GBP/USD Terkoreksi Dekat 1.3400 Pasca Data PCE AS dan Klarifikasi BoE

GBP/USD Terkoreksi Dekat 1.3400 Pasca Data PCE AS dan Klarifikasi BoE

trading sekarang

GBP/USD melemah setelah reli pekan lalu, menyentuh level rendah sekitar 1.3408. Pergerakan ini menandai penurunan mingguan yang moderat bagi pasangan tersebut. Pasar tengah mencermati sinyal kebijakan moneter dari Bank of England dan langkah lanjutan Fed. Analisis hari ini menyoroti bagaimana komentar pejabat BoE menegaskan sikap relatif dovish dan menahan kenaikan suku bunga dalam waktu dekat.

Dalam pidato di Reykjavik, Gubernur BoE Andrew Bailey menegaskan bahwa ada kemungkinan inflasi tetap di atas target untuk sementara waktu, meski tekanan tenaga kerja dan aktivitas ekonomi membatasi efek berulang. Menurut Cetro Trading Insight, pernyataan itu menggambarkan sikap BoE yang menahan diri meski beberapa faktor eksternal telah mengejut pasar. Bank telah menatap langkah yang lebih restrained karena pelonggaran kebijakan relatif sudah dilakukan untuk merespon kejutan ekonomi. Pasar mencoba menilai risiko kebijakan yang mungkin datang di masa mendatang sambil menjaga fokus pada data inflasi.

Di sisi lain, dinamika risiko global sedang ditarik oleh berita tentang pelonggaran gencatan senjata antara AS dan Iran, yang meningkatkan selera risiko. Meski demikian, reaksi terhadap berita tersebut tetap terbatas karena langkah kebijakan Fed tetap menjadi fokus utama trader. Menurut peramal pasar, peluang kenaikan suku bunga dari Fed masih hidup meski langkahnya tidak pasti, dan CME Fed Watch menunjukkan peluang mendekati 50 persen menjelang akhir tahun. Selain itu, komentar Neel Kashkari dari Federal Reserve Minneapolis memberikan nada yang lebih berhati-hati terhadap pengetatan segera.

Data Personal Consumption Expenditures (PCE) Price Index menunjukkan tekanan inflasi yang kembali meningkat, mencapai level tertinggi dalam tiga tahun. Angka ini menambah beban pada pendapatan rumah tangga dan kinerja aktivitas ekonomi karena biaya hidup membengkak. Pasar menilai data ini sebagai faktor pendukung narasi hawkish di kalangan pejabat Federal Reserve.

Sinyal pasar masih mengarah pada kemungkinan kenaikan suku bunga sebelum akhir tahun, meski probabilitasnya tidak pasti. Indikator CME Fed Watch menunjukkan peluang mendekati 50% untuk kenaikan suku bunga sebelum akhir tahun. Pasar juga melihat bahwa kombinasi data inflasi dan dinamika pasar tenaga kerja menambah tekanan pada biaya pinjaman. Hal ini menjaga narasi pengetatan kebijakan tetap hidup meski ada perubahan sentimen.
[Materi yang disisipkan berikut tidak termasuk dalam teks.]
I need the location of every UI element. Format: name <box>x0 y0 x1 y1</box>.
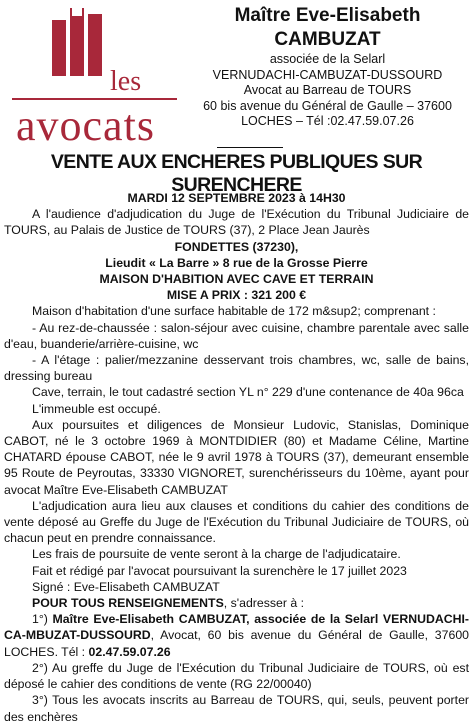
paragraph-upper-floor: - A l'étage : palier/mezzanine desservant trois chambres, wc, salle de bains, dressing bureau <box>4 353 469 384</box>
location-address: Lieudit « La Barre » 8 rue de la Grosse Pierre <box>105 255 368 270</box>
contact-1-num: 1°) <box>32 612 53 627</box>
contact-1-address: , Avocat, 60 bis avenue du Général de Gaulle, 37600 LOCHES. Tél : <box>4 628 469 659</box>
contact-item-2: 2°) Au greffe du Juge de l'Exécution du Tribunal Judiciaire de TOURS, où est déposé le cahier des conditions de vente (RG 22/00040) <box>4 660 469 692</box>
lawyer-header <box>190 4 465 130</box>
header-line-3: Avocat au Barreau de TOURS <box>243 83 412 97</box>
logo-cutout <box>72 6 82 16</box>
header-line-2: VERNUDACHI-CAMBUZAT-DUSSOURD <box>212 67 443 82</box>
paragraph-ground-floor: - Au rez-de-chaussée : salon-séjour avec cuisine, chambre parentale avec salle d'eau, buanderie/arrière-cuisine, wc <box>4 320 469 351</box>
paragraph-drafted: Fait et rédigé par l'avocat poursuivant la surenchère le 17 juillet 2023 <box>32 563 407 578</box>
property-type: MAISON D'HABITION AVEC CAVE ET TERRAIN <box>99 272 374 287</box>
location-city: FONDETTES (37230), <box>174 239 299 254</box>
paragraph-conditions: L'adjudication aura lieu aux clauses et conditions du cahier des conditions de vente déposé au Greffe du Juge de l'Exécution du Tribunal Judiciaire de TOURS, où chacun peut en prendre connaissance. <box>4 498 469 546</box>
paragraph-info <box>4 595 469 611</box>
notice-title: VENTE AUX ENCHERES PUBLIQUES SUR SURENCHERE <box>50 151 423 196</box>
paragraph-audience: A l'audience d'adjudication du Juge de l'Exécution du Tribunal Judiciaire de TOURS, au Palais de Justice de TOURS (37), 2 Place Jean Jaurès <box>4 207 469 238</box>
info-rest: , s'adresser à : <box>223 596 305 611</box>
notice-body <box>4 190 469 725</box>
paragraph-signature: Signé : Eve-Elisabeth CAMBUZAT <box>32 579 220 594</box>
paragraph-surface: Maison d'habitation d'une surface habitable de 172 m&sup2; comprenant : <box>32 304 436 319</box>
paragraph-plaintiffs: Aux poursuites et diligences de Monsieur Ludovic, Stanislas, Dominique CABOT, né le 3 octobre 1969 à MONTDIDIER (80) et Madame Céline, Martine CHATARD épouse CABOT, née le 9 avril 1978 à TOURS (37), demeurant ensemble 95 Route de Peyroutas, 33330 VIGNORET, surenchérisseurs du 10ème, ayant pour avocat Maître Eve-Elisabeth CAMBUZAT <box>4 417 469 497</box>
paragraph-occupied: L'immeuble est occupé. <box>32 401 161 416</box>
les-avocats-logo <box>12 6 182 150</box>
contact-item-1 <box>4 611 469 660</box>
contact-1-phone: 02.47.59.07.26 <box>88 644 171 659</box>
starting-price: MISE A PRIX : 321 200 € <box>166 288 307 303</box>
contact-item-3: 3°) Tous les avocats inscrits au Barreau de TOURS, qui, seuls, peuvent porter des enchères <box>4 693 469 724</box>
header-line-5: LOCHES – Tél :02.47.59.07.26 <box>241 114 414 128</box>
paragraph-cadastre: Cave, terrain, le tout cadastré section YL n° 229 d'une contenance de 40a 96ca <box>32 385 464 400</box>
header-separator <box>217 147 283 148</box>
logo-text-les: les <box>110 66 142 97</box>
header-line-4: 60 bis avenue du Général de Gaulle – 37600 <box>203 98 452 113</box>
lawyer-name: Maître Eve-Elisabeth CAMBUZAT <box>234 5 421 50</box>
logo-text-avocats: avocats <box>16 101 155 150</box>
paragraph-fees: Les frais de poursuite de vente seront à la charge de l'adjudicataire. <box>32 547 401 562</box>
logo-bar-left <box>52 20 66 76</box>
info-heading: POUR TOUS RENSEIGNEMENTS <box>32 596 224 611</box>
auction-date: MARDI 12 SEPTEMBRE 2023 à 14H30 <box>127 191 346 205</box>
logo-bar-right <box>88 14 102 76</box>
logo-bar-middle <box>70 8 84 76</box>
header-line-1: associée de la Selarl <box>269 52 386 66</box>
contact-1-name: Maître Eve-Elisabeth CAMBUZAT, associée de la Selarl VERNUDACHI-CA-MBUZAT-DUSSOURD <box>4 612 469 643</box>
Komentar pejabat Federal Reserve lain, termasuk Neel Kashkari, menyoroti kehati-hatian seiring dengan dampak konflik Iran terhadap persepsi inflasi. Kashkari menekankan bahwa belum tepat menyimpulkan bahwa pengetatan akan terjadi segera setelah rilis data PCE April. Ia menunjukkan bahwa gejolak geopolitik bisa memodifikasi prospek inflasi. Ketegangan tersebut membuat pasar menunggu bukti yang lebih jelas sebelum mengubah posisi.